Ami Jones Bella Plumptre Comedy lateshow Matt Pullen Metatheatre new writing Pembroke New Cellars you've burnt the parsnips

Pembroke New Cellars, 15th-19th November, 9.30pm, £3.50-4.50

Directed by Matt Pullen

[rating: 1/5]

Parsnips are not my favourite vegetable at the best of times. OK, give me a decent (veggie) roast and potatoes to go with it, and some peas, too, please, and I’ll stomach ’em. Gravy doesn’t hurt either. I’ll even begrudgingly give parsnip chips a go. Just don’t give me a pile of them undercooked, unseasoned and unpalatable.
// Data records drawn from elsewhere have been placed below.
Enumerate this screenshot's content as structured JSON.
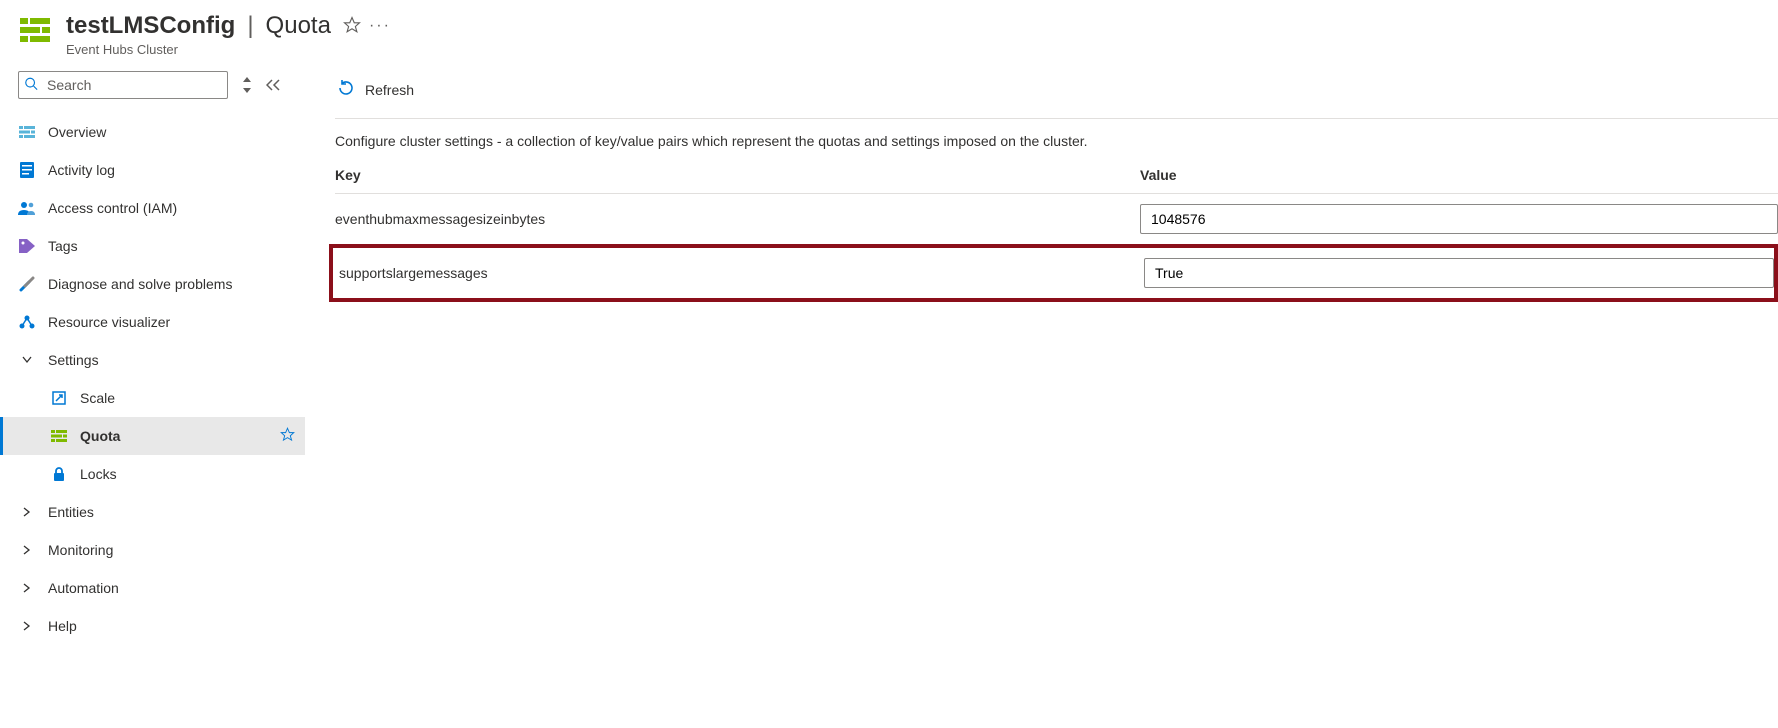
{
  "header": {
    "resource_name": "testLMSConfig",
    "section": "Quota",
    "subtitle": "Event Hubs Cluster"
  },
  "sidebar": {
    "search_placeholder": "Search",
    "items": {
      "overview": "Overview",
      "activity_log": "Activity log",
      "access_control": "Access control (IAM)",
      "tags": "Tags",
      "diagnose": "Diagnose and solve problems",
      "resource_visualizer": "Resource visualizer"
    },
    "groups": {
      "settings": {
        "label": "Settings",
        "children": {
          "scale": "Scale",
          "quota": "Quota",
          "locks": "Locks"
        }
      },
      "entities": "Entities",
      "monitoring": "Monitoring",
      "automation": "Automation",
      "help": "Help"
    }
  },
  "main": {
    "refresh_label": "Refresh",
    "description": "Configure cluster settings - a collection of key/value pairs which represent the quotas and settings imposed on the cluster.",
    "columns": {
      "key": "Key",
      "value": "Value"
    },
    "rows": [
      {
        "key": "eventhubmaxmessagesizeinbytes",
        "value": "1048576",
        "highlight": false
      },
      {
        "key": "supportslargemessages",
        "value": "True",
        "highlight": true
      }
    ]
  }
}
The set exuded promise. The ironic middle-class living/dining room built almost entirely out of 2-D cardboard cutouts seemed to foreshadow some level of originality or cleverness. Perhaps. It was different, anyway. I’m not going to follow that statement with a joke on how the acting became as cardboard and 2-D. If anything, I was rearing for it. It wanted to be silly, stupid, fun. But if you want to be silly-stupid-fun you have to be willing to be silly-stupid-fun.
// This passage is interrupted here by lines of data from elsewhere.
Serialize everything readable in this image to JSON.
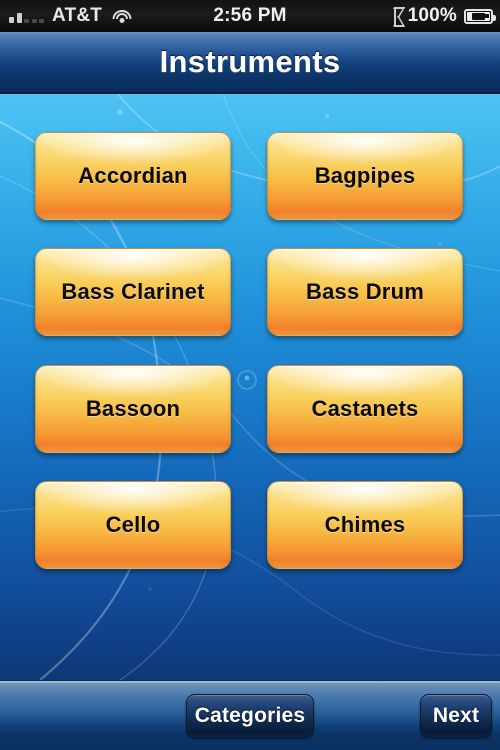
{
  "status_bar": {
    "signal_icon": "signal-bars-icon",
    "signal_bars_filled": 2,
    "signal_bars_total": 5,
    "carrier": "AT&T",
    "wifi_icon": "wifi-icon",
    "time": "2:56 PM",
    "bluetooth_icon": "bluetooth-icon",
    "battery_percent": "100%",
    "battery_icon": "battery-charging-icon"
  },
  "nav_bar": {
    "title": "Instruments"
  },
  "grid": {
    "items": [
      {
        "label": "Accordian"
      },
      {
        "label": "Bagpipes"
      },
      {
        "label": "Bass Clarinet"
      },
      {
        "label": "Bass Drum"
      },
      {
        "label": "Bassoon"
      },
      {
        "label": "Castanets"
      },
      {
        "label": "Cello"
      },
      {
        "label": "Chimes"
      }
    ]
  },
  "toolbar": {
    "categories_label": "Categories",
    "next_label": "Next"
  },
  "colors": {
    "nav_bar_blue": "#13417c",
    "background_top": "#4fc3f2",
    "background_bottom": "#0d3877",
    "tile_gold_top": "#fdf0c0",
    "tile_orange_bottom": "#f37f2c",
    "toolbar_dark": "#093262",
    "status_bar_black": "#121212"
  }
}
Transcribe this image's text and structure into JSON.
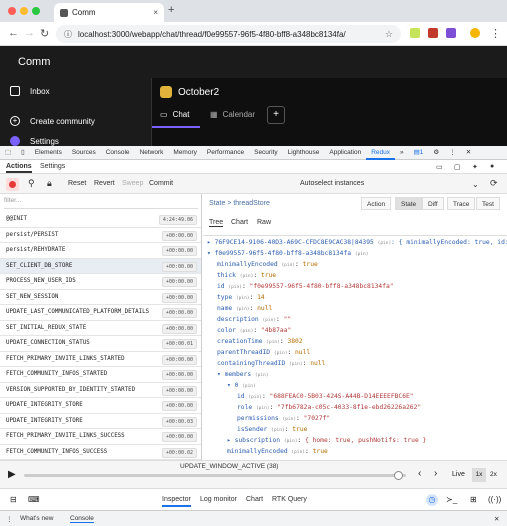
{
  "browser": {
    "tab_title": "Comm",
    "tab_close": "×",
    "new_tab": "+",
    "url": "localhost:3000/webapp/chat/thread/f0e99557-96f5-4f80-bff8-a348bc8134fa/"
  },
  "app": {
    "name": "Comm",
    "sidebar": [
      {
        "label": "Inbox"
      },
      {
        "label": "Create community"
      },
      {
        "label": "Settings"
      }
    ],
    "thread_title": "October2",
    "thread_tabs": [
      {
        "label": "Chat"
      },
      {
        "label": "Calendar"
      }
    ],
    "plus": "+"
  },
  "devtools": {
    "tabs": [
      "Elements",
      "Sources",
      "Console",
      "Network",
      "Memory",
      "Performance",
      "Security",
      "Lighthouse",
      "Application",
      "Redux",
      "»"
    ],
    "active_tab": "Redux",
    "badge": "1",
    "redux_tabs": {
      "actions": "Actions",
      "settings": "Settings"
    },
    "toolbar": {
      "reset": "Reset",
      "revert": "Revert",
      "sweep": "Sweep",
      "commit": "Commit",
      "autoselect": "Autoselect instances"
    },
    "filter_placeholder": "filter...",
    "actions": [
      {
        "name": "@@INIT",
        "time": "4:24:49.06"
      },
      {
        "name": "persist/PERSIST",
        "time": "+00:00.00"
      },
      {
        "name": "persist/REHYDRATE",
        "time": "+00:00.00"
      },
      {
        "name": "SET_CLIENT_DB_STORE",
        "time": "+00:00.00"
      },
      {
        "name": "PROCESS_NEW_USER_IDS",
        "time": "+00:00.00"
      },
      {
        "name": "SET_NEW_SESSION",
        "time": "+00:00.00"
      },
      {
        "name": "UPDATE_LAST_COMMUNICATED_PLATFORM_DETAILS",
        "time": "+00:00.00"
      },
      {
        "name": "SET_INITIAL_REDUX_STATE",
        "time": "+00:00.00"
      },
      {
        "name": "UPDATE_CONNECTION_STATUS",
        "time": "+00:00.01"
      },
      {
        "name": "FETCH_PRIMARY_INVITE_LINKS_STARTED",
        "time": "+00:00.00"
      },
      {
        "name": "FETCH_COMMUNITY_INFOS_STARTED",
        "time": "+00:00.00"
      },
      {
        "name": "VERSION_SUPPORTED_BY_IDENTITY_STARTED",
        "time": "+00:00.00"
      },
      {
        "name": "UPDATE_INTEGRITY_STORE",
        "time": "+00:00.00"
      },
      {
        "name": "UPDATE_INTEGRITY_STORE",
        "time": "+00:00.03"
      },
      {
        "name": "FETCH_PRIMARY_INVITE_LINKS_SUCCESS",
        "time": "+00:00.00"
      },
      {
        "name": "FETCH_COMMUNITY_INFOS_SUCCESS",
        "time": "+00:00.02"
      }
    ],
    "breadcrumb": "State > threadStore",
    "view_buttons": [
      "Action",
      "State",
      "Diff",
      "Trace",
      "Test"
    ],
    "sub_tabs": [
      "Tree",
      "Chart",
      "Raw"
    ],
    "tree": [
      {
        "indent": 0,
        "text": "▸ 76F9CE14-9106-40D3-A69C-CFDC8E9CAC38|84395",
        "type": "(pin)",
        "rest": ": { minimallyEncoded: true, id: \""
      },
      {
        "indent": 0,
        "text": "▾ f0e99557-96f5-4f80-bff8-a348bc8134fa",
        "type": "(pin)",
        "rest": ""
      },
      {
        "indent": 1,
        "key": "minimallyEncoded",
        "type": "(pin)",
        "val": "true",
        "cls": "n"
      },
      {
        "indent": 1,
        "key": "thick",
        "type": "(pin)",
        "val": "true",
        "cls": "n"
      },
      {
        "indent": 1,
        "key": "id",
        "type": "(pin)",
        "val": "\"f0e99557-96f5-4f80-bff8-a348bc8134fa\"",
        "cls": "s"
      },
      {
        "indent": 1,
        "key": "type",
        "type": "(pin)",
        "val": "14",
        "cls": "n"
      },
      {
        "indent": 1,
        "key": "name",
        "type": "(pin)",
        "val": "null",
        "cls": "n"
      },
      {
        "indent": 1,
        "key": "description",
        "type": "(pin)",
        "val": "\"\"",
        "cls": "s"
      },
      {
        "indent": 1,
        "key": "color",
        "type": "(pin)",
        "val": "\"4b87aa\"",
        "cls": "s"
      },
      {
        "indent": 1,
        "key": "creationTime",
        "type": "(pin)",
        "val": "3802",
        "cls": "n"
      },
      {
        "indent": 1,
        "key": "parentThreadID",
        "type": "(pin)",
        "val": "null",
        "cls": "n"
      },
      {
        "indent": 1,
        "key": "containingThreadID",
        "type": "(pin)",
        "val": "null",
        "cls": "n"
      },
      {
        "indent": 1,
        "key": "▾ members",
        "type": "(pin)",
        "val": "",
        "cls": "n"
      },
      {
        "indent": 2,
        "key": "▾ 0",
        "type": "(pin)",
        "val": "",
        "cls": "n"
      },
      {
        "indent": 3,
        "key": "id",
        "type": "(pin)",
        "val": "\"688FEAC0-5B03-424S-A44B-D14EEEEFBC6E\"",
        "cls": "s"
      },
      {
        "indent": 3,
        "key": "role",
        "type": "(pin)",
        "val": "\"7fb6782a-c05c-4033-8f1e-ebd26226a262\"",
        "cls": "s"
      },
      {
        "indent": 3,
        "key": "permissions",
        "type": "(pin)",
        "val": "\"7027f\"",
        "cls": "s"
      },
      {
        "indent": 3,
        "key": "isSender",
        "type": "(pin)",
        "val": "true",
        "cls": "n"
      },
      {
        "indent": 2,
        "key": "▸ subscription",
        "type": "(pin)",
        "val": "{ home: true, pushNotifs: true }",
        "cls": "s"
      },
      {
        "indent": 2,
        "key": "minimallyEncoded",
        "type": "(pin)",
        "val": "true",
        "cls": "n"
      }
    ],
    "slider": {
      "label": "UPDATE_WINDOW_ACTIVE (38)",
      "live": "Live",
      "speed1": "1x",
      "speed2": "2x",
      "position": 0.98
    },
    "bottom_tabs": [
      "Inspector",
      "Log monitor",
      "Chart",
      "RTK Query"
    ],
    "drawer": [
      "What's new",
      "Console"
    ]
  },
  "colors": {
    "accent": "#1a73e8",
    "redux_record": "#e53935",
    "app_bg": "#1b1b1b",
    "chat_accent": "#7b61ff"
  }
}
The plot revolves around a dinner-party of repulsive caricatures and all the mad shenanigans which – of course – end up going down. Extra-marital affairs are conducted under the noses of other guests, marked by surreal sequences involving aggressive light changes and loud music cues. Which is fine, but not when a bunch of stage lights and a recording of “Je T’aime” are far more vivid and exciting than the acting. There are few things worse to witness than when intended ridiculousness collapses into embarrassed self-consciousness. If all you’re going to offer me is silly fun, give me silly fun. Properly. Not half-engaged, lacklustre wriggling.
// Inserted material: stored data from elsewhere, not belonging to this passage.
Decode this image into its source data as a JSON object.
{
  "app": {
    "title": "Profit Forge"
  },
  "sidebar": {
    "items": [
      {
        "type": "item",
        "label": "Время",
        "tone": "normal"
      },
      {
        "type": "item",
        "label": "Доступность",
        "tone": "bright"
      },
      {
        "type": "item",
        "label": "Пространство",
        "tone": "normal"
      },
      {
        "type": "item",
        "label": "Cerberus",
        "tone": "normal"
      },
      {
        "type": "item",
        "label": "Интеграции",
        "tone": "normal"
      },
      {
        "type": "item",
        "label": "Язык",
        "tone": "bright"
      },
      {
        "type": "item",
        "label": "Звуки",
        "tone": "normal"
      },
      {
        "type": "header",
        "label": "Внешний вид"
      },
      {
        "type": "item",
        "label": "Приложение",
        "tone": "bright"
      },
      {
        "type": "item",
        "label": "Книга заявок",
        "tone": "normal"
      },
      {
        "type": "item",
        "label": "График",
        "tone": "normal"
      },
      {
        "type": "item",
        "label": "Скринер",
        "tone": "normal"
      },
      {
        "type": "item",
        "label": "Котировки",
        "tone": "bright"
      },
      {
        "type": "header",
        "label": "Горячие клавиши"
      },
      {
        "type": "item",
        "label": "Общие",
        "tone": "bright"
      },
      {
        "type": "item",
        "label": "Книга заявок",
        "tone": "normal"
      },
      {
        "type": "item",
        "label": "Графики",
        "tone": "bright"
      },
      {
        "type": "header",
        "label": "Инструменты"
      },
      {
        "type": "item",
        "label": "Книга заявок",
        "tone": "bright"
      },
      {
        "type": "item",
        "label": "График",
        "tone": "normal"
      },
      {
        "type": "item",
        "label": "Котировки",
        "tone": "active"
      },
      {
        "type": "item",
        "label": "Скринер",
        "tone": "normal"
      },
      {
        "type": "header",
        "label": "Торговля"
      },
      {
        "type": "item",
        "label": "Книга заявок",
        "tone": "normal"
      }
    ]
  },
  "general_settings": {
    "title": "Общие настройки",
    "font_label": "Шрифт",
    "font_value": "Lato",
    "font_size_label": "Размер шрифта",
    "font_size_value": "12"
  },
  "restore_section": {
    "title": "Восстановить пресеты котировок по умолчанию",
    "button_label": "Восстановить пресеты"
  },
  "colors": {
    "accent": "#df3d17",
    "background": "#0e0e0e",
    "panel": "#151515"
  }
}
Pullen’s script itself was bursting at the seams with ‘meta-humour’, and seemed to think that that was enough in of itself. But anyone can write a LOL WE’RE ONSTAGE BUT AWARE OF IT punchline. It’s not a substitute for the quality of the actual joke. It still has to be funny, guys (gems included “You’ve already broken the glass… don’t go breaking THE FOURTH WALL!”).

To rub salt into my wounded palate, You’ve Burnt the Parsnips offered cruel tantalising morsels of What Could Have Been. Bella Plumptre, playing central bitchy middle-class housewife Susan, teased with one or two asides delivered with astute comedy. And Pullen, near the beginning, offered one of the best 30-second string of relentless puns I’ve heard in a while, but seemed to have spent all his energy there and dribbled out for the rest of the hour.

Look, I can live without my roast and ‘tatoes and peas and gravy. But if you’re not going to give me a proper honey-glazing (or even a little pinch of salt n’ pepper), then I’m terribly sorry – and I don’t mean to be rude – but no parsnips for me, please.